In December 2011, Jeffrey Thiel was stopped by a state trooper in Itasca County for speeding. After the trooper smelled marijuana, two Mason jars containing the drug were found in his vehicle. Thiel was charged with fifth-degree possession of a controlled substance.
Before his trial in Itasca County District Court, Thiel tried to have the drug evidence suppressed on the grounds that the search was unreasonable and unconstitutional.
Thiel, now 31, also argued that he had a right to introduce as evidence his medical marijuana card from California, which permitted him to possess and use the drug for a medical purpose. That card allowed him to grow 99 plants and to possess 19 pounds of processed marijuana yearly to control chronic pain from injuries and surgeries.
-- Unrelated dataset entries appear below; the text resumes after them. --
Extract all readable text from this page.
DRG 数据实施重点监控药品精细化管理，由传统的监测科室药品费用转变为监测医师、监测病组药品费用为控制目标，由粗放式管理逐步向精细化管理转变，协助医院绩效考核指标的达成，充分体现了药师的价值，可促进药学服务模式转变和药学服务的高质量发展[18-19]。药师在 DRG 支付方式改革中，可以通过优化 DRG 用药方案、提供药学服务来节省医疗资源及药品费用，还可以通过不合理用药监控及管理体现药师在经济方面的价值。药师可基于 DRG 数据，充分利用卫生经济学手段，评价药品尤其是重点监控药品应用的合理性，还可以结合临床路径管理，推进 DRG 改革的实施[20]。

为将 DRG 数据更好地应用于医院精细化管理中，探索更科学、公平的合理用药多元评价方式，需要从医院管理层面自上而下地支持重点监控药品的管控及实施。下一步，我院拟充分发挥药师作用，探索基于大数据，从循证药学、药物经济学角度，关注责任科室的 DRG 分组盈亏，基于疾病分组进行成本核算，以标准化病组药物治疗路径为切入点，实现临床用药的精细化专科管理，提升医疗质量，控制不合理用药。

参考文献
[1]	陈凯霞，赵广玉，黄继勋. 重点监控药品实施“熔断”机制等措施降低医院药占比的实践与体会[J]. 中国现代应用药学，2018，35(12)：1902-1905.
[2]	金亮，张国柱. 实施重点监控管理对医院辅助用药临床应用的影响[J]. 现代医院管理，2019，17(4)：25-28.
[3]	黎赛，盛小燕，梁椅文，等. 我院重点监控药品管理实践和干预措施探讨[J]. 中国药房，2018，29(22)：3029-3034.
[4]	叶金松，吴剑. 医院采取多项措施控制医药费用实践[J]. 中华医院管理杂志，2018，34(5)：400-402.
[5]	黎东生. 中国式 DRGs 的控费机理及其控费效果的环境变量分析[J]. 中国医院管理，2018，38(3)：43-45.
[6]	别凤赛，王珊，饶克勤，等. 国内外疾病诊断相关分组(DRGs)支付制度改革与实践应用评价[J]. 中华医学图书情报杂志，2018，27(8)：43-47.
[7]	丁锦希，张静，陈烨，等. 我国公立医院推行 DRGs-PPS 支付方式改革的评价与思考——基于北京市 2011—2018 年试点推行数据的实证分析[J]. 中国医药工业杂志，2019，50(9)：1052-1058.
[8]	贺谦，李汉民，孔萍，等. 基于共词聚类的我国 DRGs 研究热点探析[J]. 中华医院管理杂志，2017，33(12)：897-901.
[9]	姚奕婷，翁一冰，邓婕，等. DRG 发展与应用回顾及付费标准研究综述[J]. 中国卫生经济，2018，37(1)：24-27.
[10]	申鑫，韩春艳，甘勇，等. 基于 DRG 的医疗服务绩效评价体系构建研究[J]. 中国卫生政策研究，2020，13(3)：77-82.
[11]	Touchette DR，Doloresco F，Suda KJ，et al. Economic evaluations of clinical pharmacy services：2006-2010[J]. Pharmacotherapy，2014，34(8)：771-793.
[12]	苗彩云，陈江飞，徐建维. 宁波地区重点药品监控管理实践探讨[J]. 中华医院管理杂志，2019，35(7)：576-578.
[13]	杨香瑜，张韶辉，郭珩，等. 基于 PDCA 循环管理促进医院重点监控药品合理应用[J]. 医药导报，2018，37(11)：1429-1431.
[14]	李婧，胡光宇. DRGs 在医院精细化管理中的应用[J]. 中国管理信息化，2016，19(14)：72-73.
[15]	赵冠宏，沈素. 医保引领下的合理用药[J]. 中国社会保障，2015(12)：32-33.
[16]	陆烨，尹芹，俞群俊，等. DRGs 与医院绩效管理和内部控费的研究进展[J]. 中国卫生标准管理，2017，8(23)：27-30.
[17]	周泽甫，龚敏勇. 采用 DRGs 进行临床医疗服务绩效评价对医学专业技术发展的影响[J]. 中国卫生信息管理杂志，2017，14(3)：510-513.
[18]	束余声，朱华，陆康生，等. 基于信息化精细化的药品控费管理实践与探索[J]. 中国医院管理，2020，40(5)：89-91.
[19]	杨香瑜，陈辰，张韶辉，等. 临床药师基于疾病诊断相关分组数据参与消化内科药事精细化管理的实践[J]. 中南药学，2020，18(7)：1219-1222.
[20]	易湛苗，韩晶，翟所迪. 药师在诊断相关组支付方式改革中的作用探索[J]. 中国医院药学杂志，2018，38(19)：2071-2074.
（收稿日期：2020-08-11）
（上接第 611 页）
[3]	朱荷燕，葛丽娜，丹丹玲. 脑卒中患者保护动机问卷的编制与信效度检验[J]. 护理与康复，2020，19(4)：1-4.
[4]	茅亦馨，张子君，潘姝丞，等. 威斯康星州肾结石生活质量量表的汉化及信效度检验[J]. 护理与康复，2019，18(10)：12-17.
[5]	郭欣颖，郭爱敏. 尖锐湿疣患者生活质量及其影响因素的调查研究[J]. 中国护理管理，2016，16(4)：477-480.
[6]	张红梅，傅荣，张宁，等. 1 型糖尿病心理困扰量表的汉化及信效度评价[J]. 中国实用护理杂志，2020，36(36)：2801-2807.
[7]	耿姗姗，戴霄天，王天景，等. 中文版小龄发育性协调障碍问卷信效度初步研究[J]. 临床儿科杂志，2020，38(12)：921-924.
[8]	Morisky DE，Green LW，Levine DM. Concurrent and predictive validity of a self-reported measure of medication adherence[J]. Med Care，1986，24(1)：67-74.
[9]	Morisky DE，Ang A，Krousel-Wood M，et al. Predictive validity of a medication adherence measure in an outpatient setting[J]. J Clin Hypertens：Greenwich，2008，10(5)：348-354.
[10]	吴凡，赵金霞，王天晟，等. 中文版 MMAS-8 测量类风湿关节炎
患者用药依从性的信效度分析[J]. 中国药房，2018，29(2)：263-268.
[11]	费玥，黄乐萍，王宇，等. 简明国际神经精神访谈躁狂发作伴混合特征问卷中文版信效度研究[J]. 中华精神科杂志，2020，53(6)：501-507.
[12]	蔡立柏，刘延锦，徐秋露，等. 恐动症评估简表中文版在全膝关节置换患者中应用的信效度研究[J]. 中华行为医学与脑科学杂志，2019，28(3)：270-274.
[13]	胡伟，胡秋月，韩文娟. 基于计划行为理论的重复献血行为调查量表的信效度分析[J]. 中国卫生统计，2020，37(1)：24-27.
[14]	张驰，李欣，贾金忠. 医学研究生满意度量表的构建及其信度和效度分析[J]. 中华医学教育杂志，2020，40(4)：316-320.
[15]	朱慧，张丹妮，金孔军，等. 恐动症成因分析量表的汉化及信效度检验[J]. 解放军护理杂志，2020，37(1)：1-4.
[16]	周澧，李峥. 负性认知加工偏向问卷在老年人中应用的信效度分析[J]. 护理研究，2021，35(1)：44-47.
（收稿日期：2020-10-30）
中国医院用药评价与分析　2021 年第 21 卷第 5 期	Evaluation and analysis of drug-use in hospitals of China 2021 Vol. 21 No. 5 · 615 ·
But the prosecution argued that the card was irrelevant and would confuse the jury.
The District Court ruled the card irrelevant and inadmissible. Thiel was found guilty, and court records show he has spent six months in jail in connection to the case.
The Court of Appeals pointed out that Minnesota didn’t allow marijuana for medical use at the time of Thiel’s arrest and ruled that Minnesota need not incorporate California’s decision to permit medical use. A defense based on medical necessity isn’t available in Minnesota for a defendant charged with a controlled-substance crime, the court said.
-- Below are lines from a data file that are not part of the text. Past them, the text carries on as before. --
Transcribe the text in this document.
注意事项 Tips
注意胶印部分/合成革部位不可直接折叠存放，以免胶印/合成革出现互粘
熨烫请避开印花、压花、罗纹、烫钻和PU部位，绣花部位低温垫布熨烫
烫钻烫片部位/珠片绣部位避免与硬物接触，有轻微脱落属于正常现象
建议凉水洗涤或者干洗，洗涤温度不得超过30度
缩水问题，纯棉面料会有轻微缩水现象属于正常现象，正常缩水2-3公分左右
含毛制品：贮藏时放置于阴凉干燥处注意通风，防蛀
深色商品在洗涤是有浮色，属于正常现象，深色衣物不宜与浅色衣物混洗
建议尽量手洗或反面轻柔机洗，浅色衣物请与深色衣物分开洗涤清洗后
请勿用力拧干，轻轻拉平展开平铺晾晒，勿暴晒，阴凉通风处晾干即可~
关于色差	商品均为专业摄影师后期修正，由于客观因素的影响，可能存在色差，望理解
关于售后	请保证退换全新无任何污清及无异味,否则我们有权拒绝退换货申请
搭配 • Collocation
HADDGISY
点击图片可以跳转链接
“Although [Thiel’s] testimony may have helped explain his conduct to a jury, it would have not excused his conduct, and also would have served to confuse and mislead the jury,” the court wrote.
No link to new law
As the case played out, the Legislature passed a law this year allowing limited medical use of marijuana. The law, which Gov. Mark Dayton plans to sign this week, allows access to the drug for about 5,000 Minnesotans with conditions that include cancer, epilepsy and HIV/AIDS.
With a health care provider’s permission, those patients will enroll in a patient registry that will allow the state Department of Health to monitor their progress. The drug will be available only in pill or oil forms, with smoking not allowed and access to the drug in its plant form forbidden.
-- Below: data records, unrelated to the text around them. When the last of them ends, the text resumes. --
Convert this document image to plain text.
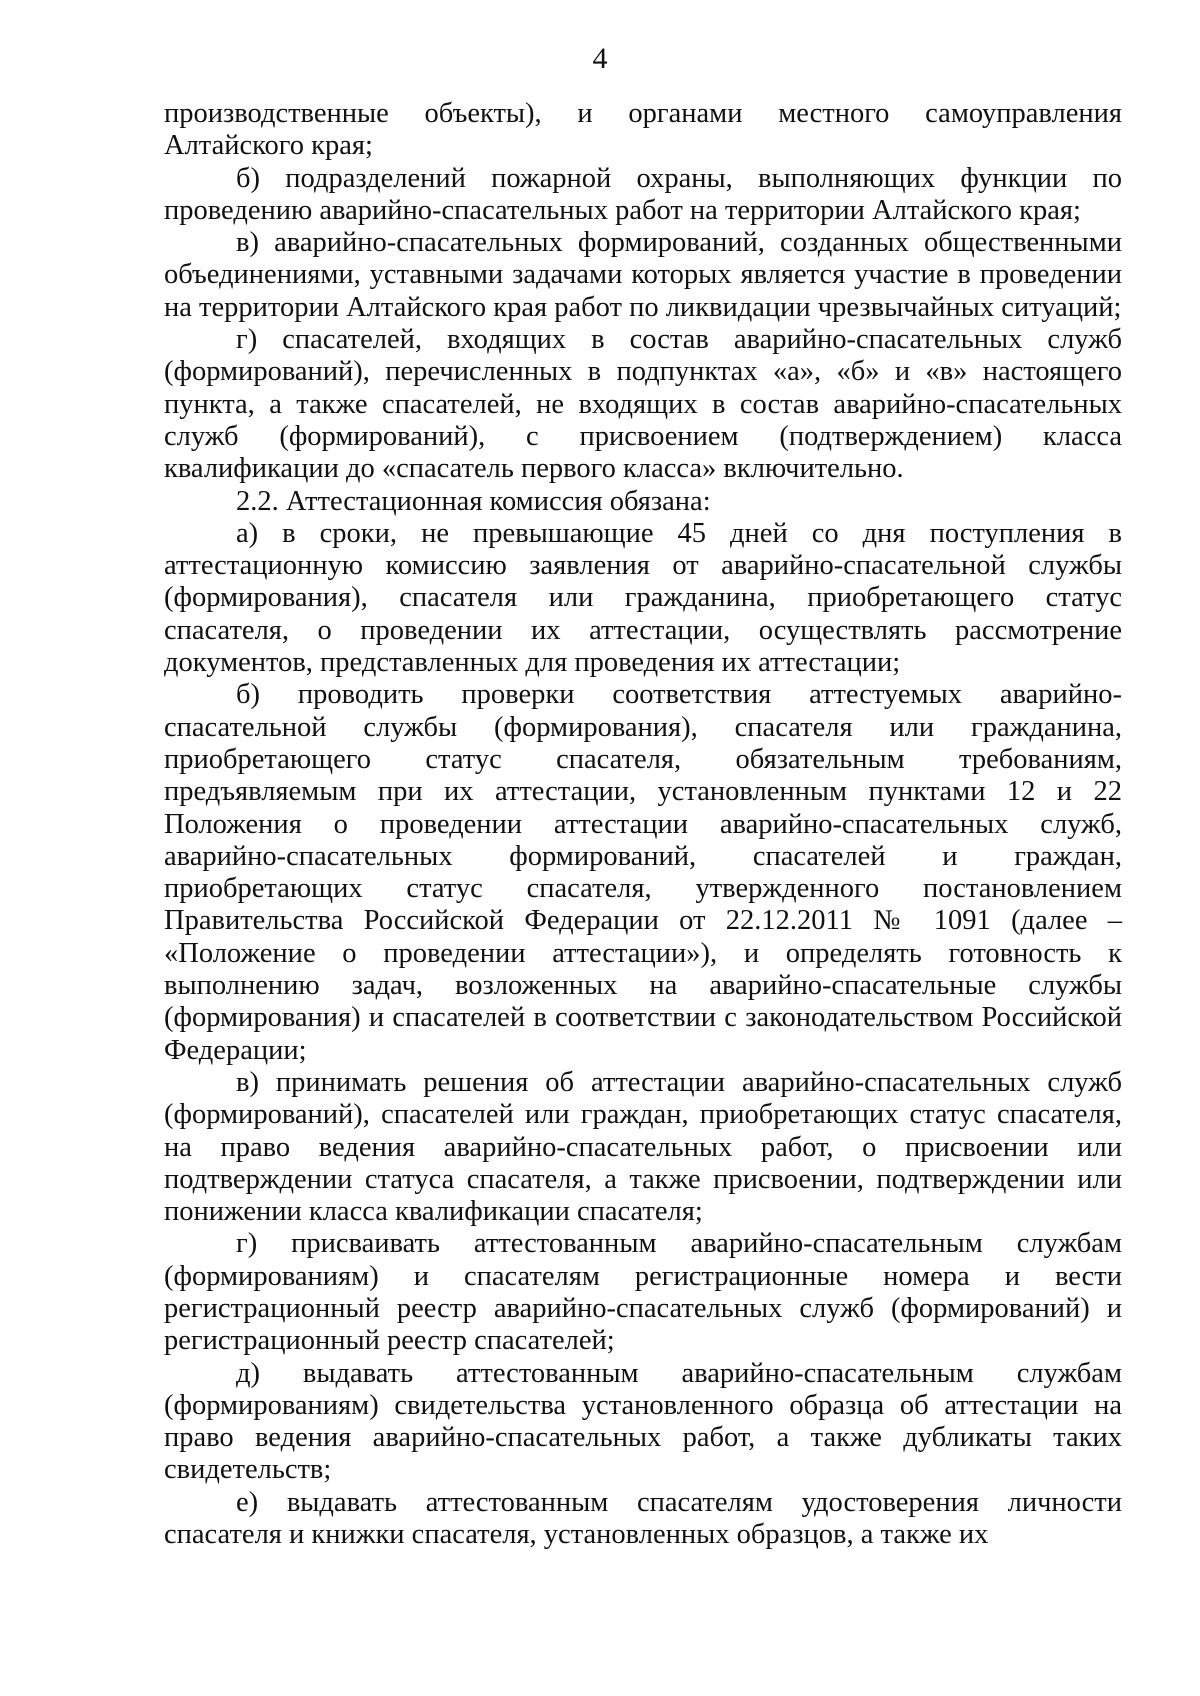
4

производственные объекты), и органами местного самоуправления Алтайского края;

б) подразделений пожарной охраны, выполняющих функции по проведению аварийно-спасательных работ на территории Алтайского края;

в) аварийно-спасательных формирований, созданных общественными объединениями, уставными задачами которых является участие в проведении на территории Алтайского края работ по ликвидации чрезвычайных ситуаций;

г) спасателей, входящих в состав аварийно-спасательных служб (формирований), перечисленных в подпунктах «а», «б» и «в» настоящего пункта, а также спасателей, не входящих в состав аварийно-спасательных служб (формирований), с присвоением (подтверждением) класса квалификации до «спасатель первого класса» включительно.

2.2. Аттестационная комиссия обязана:

а) в сроки, не превышающие 45 дней со дня поступления в аттестационную комиссию заявления от аварийно-спасательной службы (формирования), спасателя или гражданина, приобретающего статус спасателя, о проведении их аттестации, осуществлять рассмотрение документов, представленных для проведения их аттестации;

б) проводить проверки соответствия аттестуемых аварийно-спасательной службы (формирования), спасателя или гражданина, приобретающего статус спасателя, обязательным требованиям, предъявляемым при их аттестации, установленным пунктами 12 и 22 Положения о проведении аттестации аварийно-спасательных служб, аварийно-спасательных формирований, спасателей и граждан, приобретающих статус спасателя, утвержденного постановлением Правительства Российской Федерации от 22.12.2011 № 1091 (далее – «Положение о проведении аттестации»), и определять готовность к выполнению задач, возложенных на аварийно-спасательные службы (формирования) и спасателей в соответствии с законодательством Российской Федерации;

в) принимать решения об аттестации аварийно-спасательных служб (формирований), спасателей или граждан, приобретающих статус спасателя, на право ведения аварийно-спасательных работ, о присвоении или подтверждении статуса спасателя, а также присвоении, подтверждении или понижении класса квалификации спасателя;

г) присваивать аттестованным аварийно-спасательным службам (формированиям) и спасателям регистрационные номера и вести регистрационный реестр аварийно-спасательных служб (формирований) и регистрационный реестр спасателей;

д) выдавать аттестованным аварийно-спасательным службам (формированиям) свидетельства установленного образца об аттестации на право ведения аварийно-спасательных работ, а также дубликаты таких свидетельств;

е) выдавать аттестованным спасателям удостоверения личности спасателя и книжки спасателя, установленных образцов, а также их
Thiel, whose most current driver’s license lists the north metro city of St. Francis as his address, has several convictions in Minnesota, including minor drug and driving offenses. No information was available Tuesday on when he lived in California and under what circumstances he obtained the card.
Pot hidden in vehicle
In the December 2011 case, the trooper detected a “strong” and “overwhelming” odor of marijuana coming from the vehicle.
Thiel denied that he had any drugs in his vehicle and passed a field sobriety test. After running a driver’s license check, the trooper learned that Thiel had been stopped several months earlier and that the officer involved in that stop had also noticed a strong smell of marijuana.
The trooper called for a canine sniffing team. Two jars with marijuana were found under the hood and in the door seam on the driver’s side.
The Appeals Court ruled that the search was reasonable, and that law enforcement acted diligently and reasonably in investigating the situation and conducting the search. It also said that the District Court didn’t abuse its discretion by excluding Thiel’s testimony about his California card.